ListBox widget represents a list of choices to the user, either as a list box or as a drop-down list.
RadioButton widget represents a mutually-exclusive selection radio button widget.
CheckBox widget represents a standard check box widget. This class also serves as a base class for RadioButton.
ToggleButton widget represents a stylish stateful button which allows the user to toggle between up and down states.
As of GWT 2.0, creating an application that fills the browser is easy using Layout Panels. LayoutPanels such as DockLayoutPanel and SplitLayoutPanel automatically resize to the size of the window when the browser resizes.
This specifies the names of source folders which GWT compiler will search for source compilation.
They are called sequentially in the order in which entry-point classes appear in the module file.

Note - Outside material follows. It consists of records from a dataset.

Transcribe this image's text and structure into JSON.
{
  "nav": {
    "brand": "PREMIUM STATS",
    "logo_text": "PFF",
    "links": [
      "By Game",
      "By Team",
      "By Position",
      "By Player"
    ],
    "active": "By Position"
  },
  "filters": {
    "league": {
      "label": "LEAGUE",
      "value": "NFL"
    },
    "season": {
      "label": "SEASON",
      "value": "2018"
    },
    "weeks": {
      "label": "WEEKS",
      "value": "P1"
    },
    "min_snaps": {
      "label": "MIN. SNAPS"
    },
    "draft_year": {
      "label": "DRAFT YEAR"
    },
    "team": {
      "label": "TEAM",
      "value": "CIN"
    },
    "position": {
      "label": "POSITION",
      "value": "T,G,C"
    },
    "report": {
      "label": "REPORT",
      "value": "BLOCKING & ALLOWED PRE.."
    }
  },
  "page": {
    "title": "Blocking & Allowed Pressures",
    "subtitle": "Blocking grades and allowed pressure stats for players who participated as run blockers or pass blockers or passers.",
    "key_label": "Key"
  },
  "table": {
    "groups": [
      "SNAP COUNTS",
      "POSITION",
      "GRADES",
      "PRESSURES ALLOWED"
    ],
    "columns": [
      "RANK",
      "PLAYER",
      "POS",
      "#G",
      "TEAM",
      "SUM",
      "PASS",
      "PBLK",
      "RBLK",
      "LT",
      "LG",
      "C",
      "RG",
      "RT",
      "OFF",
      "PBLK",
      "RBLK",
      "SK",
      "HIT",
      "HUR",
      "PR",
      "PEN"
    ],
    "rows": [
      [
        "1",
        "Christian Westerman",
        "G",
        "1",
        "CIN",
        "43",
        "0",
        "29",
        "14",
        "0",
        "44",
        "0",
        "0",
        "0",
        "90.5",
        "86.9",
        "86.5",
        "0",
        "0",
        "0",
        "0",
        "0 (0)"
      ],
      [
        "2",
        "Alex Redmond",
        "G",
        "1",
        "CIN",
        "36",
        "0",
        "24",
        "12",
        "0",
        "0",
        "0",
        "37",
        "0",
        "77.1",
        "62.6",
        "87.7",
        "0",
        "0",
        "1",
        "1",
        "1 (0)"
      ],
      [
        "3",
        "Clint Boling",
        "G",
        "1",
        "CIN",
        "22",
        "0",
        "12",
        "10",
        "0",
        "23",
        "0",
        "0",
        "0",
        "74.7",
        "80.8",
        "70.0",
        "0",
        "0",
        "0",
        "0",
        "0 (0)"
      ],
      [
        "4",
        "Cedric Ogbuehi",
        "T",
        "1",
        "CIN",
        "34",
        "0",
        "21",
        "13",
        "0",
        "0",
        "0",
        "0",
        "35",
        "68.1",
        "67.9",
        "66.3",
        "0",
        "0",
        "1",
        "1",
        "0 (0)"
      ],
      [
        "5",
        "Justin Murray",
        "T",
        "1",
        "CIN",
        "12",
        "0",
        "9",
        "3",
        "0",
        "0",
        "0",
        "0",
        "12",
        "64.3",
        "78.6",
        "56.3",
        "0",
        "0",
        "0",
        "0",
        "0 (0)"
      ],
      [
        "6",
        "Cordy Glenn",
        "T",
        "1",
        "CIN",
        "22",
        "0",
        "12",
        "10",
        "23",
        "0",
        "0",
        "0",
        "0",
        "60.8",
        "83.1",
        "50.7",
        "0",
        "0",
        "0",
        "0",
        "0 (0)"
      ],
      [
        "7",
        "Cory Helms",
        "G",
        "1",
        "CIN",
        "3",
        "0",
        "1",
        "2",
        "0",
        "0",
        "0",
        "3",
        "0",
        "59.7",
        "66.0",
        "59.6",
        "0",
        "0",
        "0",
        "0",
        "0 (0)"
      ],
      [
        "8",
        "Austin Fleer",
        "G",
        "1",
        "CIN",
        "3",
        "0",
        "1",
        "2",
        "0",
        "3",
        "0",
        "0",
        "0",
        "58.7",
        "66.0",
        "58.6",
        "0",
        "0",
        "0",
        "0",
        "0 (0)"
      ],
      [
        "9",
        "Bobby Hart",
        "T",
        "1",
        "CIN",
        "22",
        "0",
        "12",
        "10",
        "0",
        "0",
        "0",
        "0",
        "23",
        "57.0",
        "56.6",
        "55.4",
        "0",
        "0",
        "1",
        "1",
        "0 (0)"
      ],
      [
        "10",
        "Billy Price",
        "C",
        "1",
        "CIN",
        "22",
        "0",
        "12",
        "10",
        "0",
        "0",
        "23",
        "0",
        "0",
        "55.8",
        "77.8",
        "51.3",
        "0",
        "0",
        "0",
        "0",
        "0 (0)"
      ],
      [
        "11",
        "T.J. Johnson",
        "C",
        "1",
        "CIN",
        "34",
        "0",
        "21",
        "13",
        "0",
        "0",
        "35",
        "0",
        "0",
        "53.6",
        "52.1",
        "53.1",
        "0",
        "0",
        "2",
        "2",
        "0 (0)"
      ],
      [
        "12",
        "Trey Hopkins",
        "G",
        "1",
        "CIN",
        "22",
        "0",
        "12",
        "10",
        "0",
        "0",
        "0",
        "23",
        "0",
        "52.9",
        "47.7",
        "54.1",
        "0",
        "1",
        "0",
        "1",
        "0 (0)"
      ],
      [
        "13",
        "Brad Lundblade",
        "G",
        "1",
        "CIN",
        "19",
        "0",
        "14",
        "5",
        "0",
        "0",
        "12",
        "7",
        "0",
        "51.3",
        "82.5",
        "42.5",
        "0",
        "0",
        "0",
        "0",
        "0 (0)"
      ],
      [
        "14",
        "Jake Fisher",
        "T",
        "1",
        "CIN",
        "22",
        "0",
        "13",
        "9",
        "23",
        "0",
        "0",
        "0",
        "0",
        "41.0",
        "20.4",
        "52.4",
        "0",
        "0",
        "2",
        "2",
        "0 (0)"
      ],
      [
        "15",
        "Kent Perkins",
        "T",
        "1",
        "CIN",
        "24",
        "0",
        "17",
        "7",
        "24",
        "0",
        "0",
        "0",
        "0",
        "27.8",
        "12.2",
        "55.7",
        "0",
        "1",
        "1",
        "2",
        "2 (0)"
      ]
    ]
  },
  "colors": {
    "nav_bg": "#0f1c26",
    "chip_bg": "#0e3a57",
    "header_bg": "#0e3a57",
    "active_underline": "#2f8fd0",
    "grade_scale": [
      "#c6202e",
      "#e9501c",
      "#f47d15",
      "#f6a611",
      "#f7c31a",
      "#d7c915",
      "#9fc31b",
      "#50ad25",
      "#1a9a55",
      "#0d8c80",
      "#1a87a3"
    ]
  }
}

So when the onModuleLoad of your first entry point finishes, the next entry point is called immediately.
onModuleLoad function gets called and acts similar to main method of a java application.
Button widget represents a standard push button.
This widget represents a simple <a> element.
This specifies the names of supply folders which GWT compiler will search for source compilation.
They are known as sequentially in the order in which entry-factor instructions appear in the module document. So while the onModuleLoad() of your first access point finishes, the next entry factor is called right now.
onModuleLoad() function receives known as and acts similar to important method of a java application.
Yes! Any range of entry-factor training may be introduced.